Fostering Hope
Penn State’s Children’s Advocacy Clinic helps young clients with life and legal issues
Published in 2014 Pennsylvania Super Lawyers magazine
By Aimée Groth on May 23, 2014
During her years as a social worker in Virginia’s public school system, Professor Lucy Johnston-Walsh noticed that lawyers would often spend only a few minutes talking to their young clients before walking into court.
“I was concerned about the legal representation the children were receiving,” says Johnston-Walsh, now founder and director of the Children’s Advocacy Clinic at The Dickinson School of Law of The Pennsylvania State University. “That’s what motivated me to get my J.D. I had the idea of the clinic before I even went to law school.”
Equipped with both a master’s degree in social work and a law degree, Johnston-Walsh knew she could make a powerful difference in the child welfare system.
In 2006, after a stint as policy director for Pennsylvania Partnerships for Children, a statewide child advocacy organization, she founded the Children’s Advocacy Clinic at Penn State. The clinic not only trains law students in children’s legal issues, it also brings in graduate students studying social work and child psychiatry. “The cases and the children’s lives are so complicated,” Johnston-Walsh says. “Their problems aren’t just legal.”
Many cases also involve health issues, “typically a result of abuse and trauma,” she says. “The children may have physical ailments, like broken bones, but more commonly suffer trauma-related mental health issues.”
The Cumberland County Court of Common Pleas assigns the clinic cases, and the clinic only takes on a few each year, so students’ caseloads stay small. Most involve child abuse or neglect.
“In one case, we have a newborn child who is addicted to drugs and subsequently has health issues that we’re addressing,” says Johnston-Walsh. “We also have an 18-year-old client who really wants to go to college, but she faces many obstacles. She’s come from a horribly abusive background, and has experienced multiple placements as a foster child. Each time a child is moved, there is a traumatic impact.”
Influencing public policy is also a key focus of the clinic.
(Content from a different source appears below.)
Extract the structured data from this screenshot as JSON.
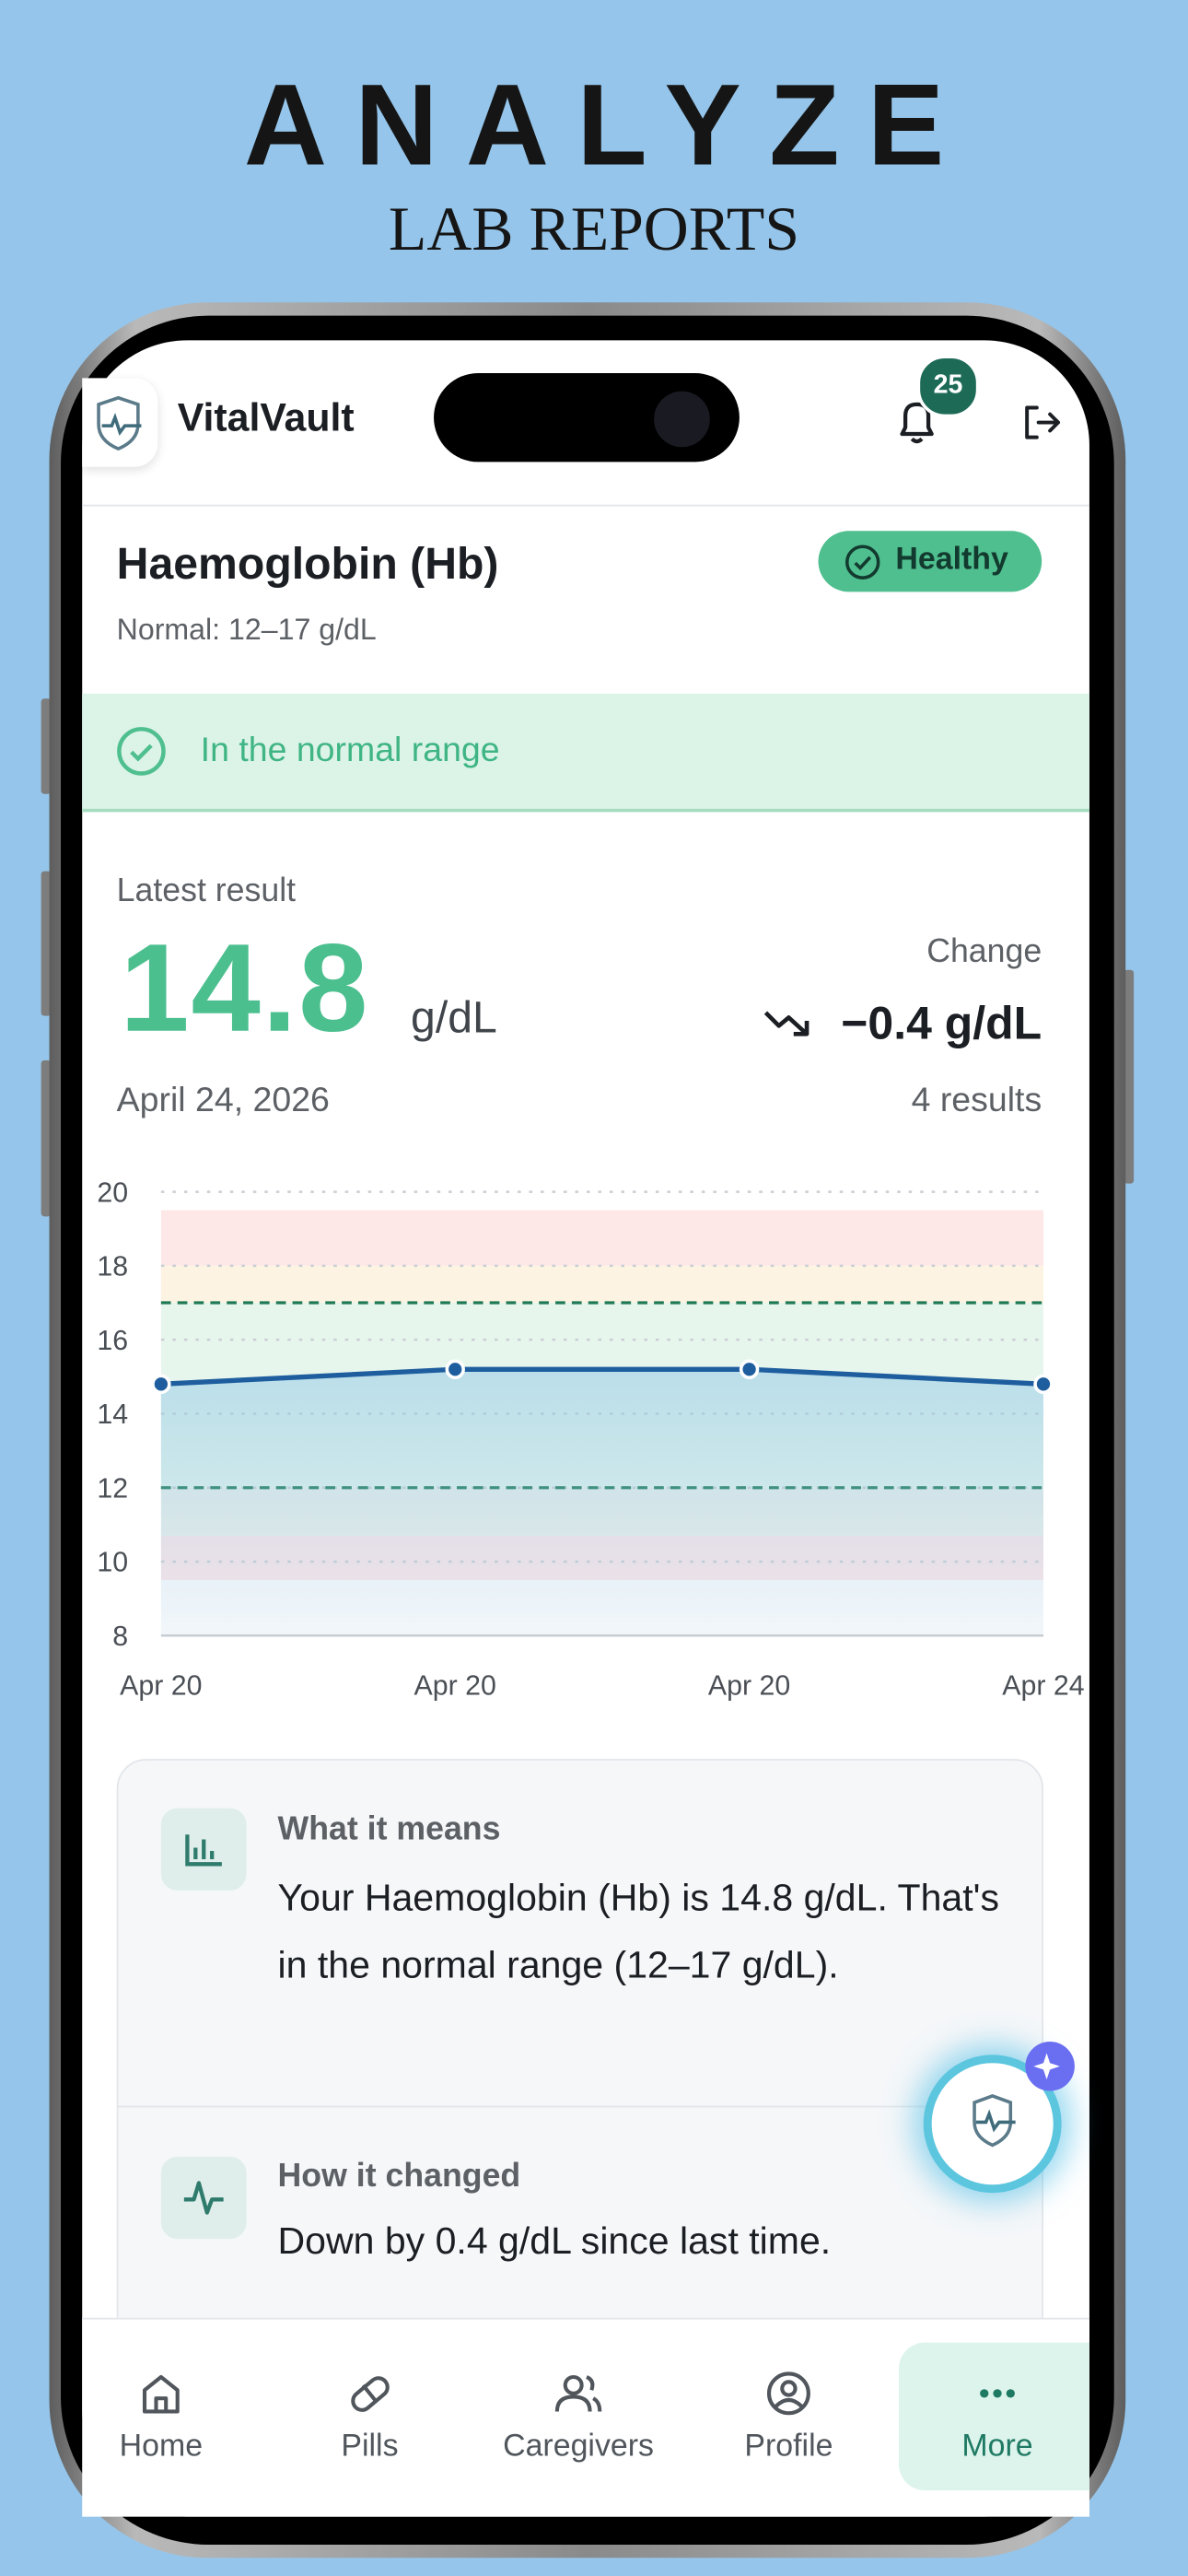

Volunteers meet with lawmakers, draft sample bills, participate in statewide working groups and testify at legislative hearings.
In recent years, the clinic has advocated for important changes to Pennsylvania foster care law. “The foster care system used to discharge 18-year-olds and say, ‘Go on your way and good luck,’” Johnston-Walsh says. “Research shows that kids who left care at that age had very poor outcomes.” After changes to state law passed in 2012, young people can now stay in care until age 21.
Working with the students at Penn State keeps Johnston-Walsh energized. Each semester she enlists about eight students, who collectively log approximately 3,000 pro bono hours over the school year and around 1,000 paid hours during the summer. “They bring a lot of passion to their cases,” she says.
She hopes that the clinic’s efforts can put its young clients on the right path to move forward. “There’s lots of research that shows if kids can receive the services they need, they can come through difficulties,” she says. “To me it’s all about preventing future problems.”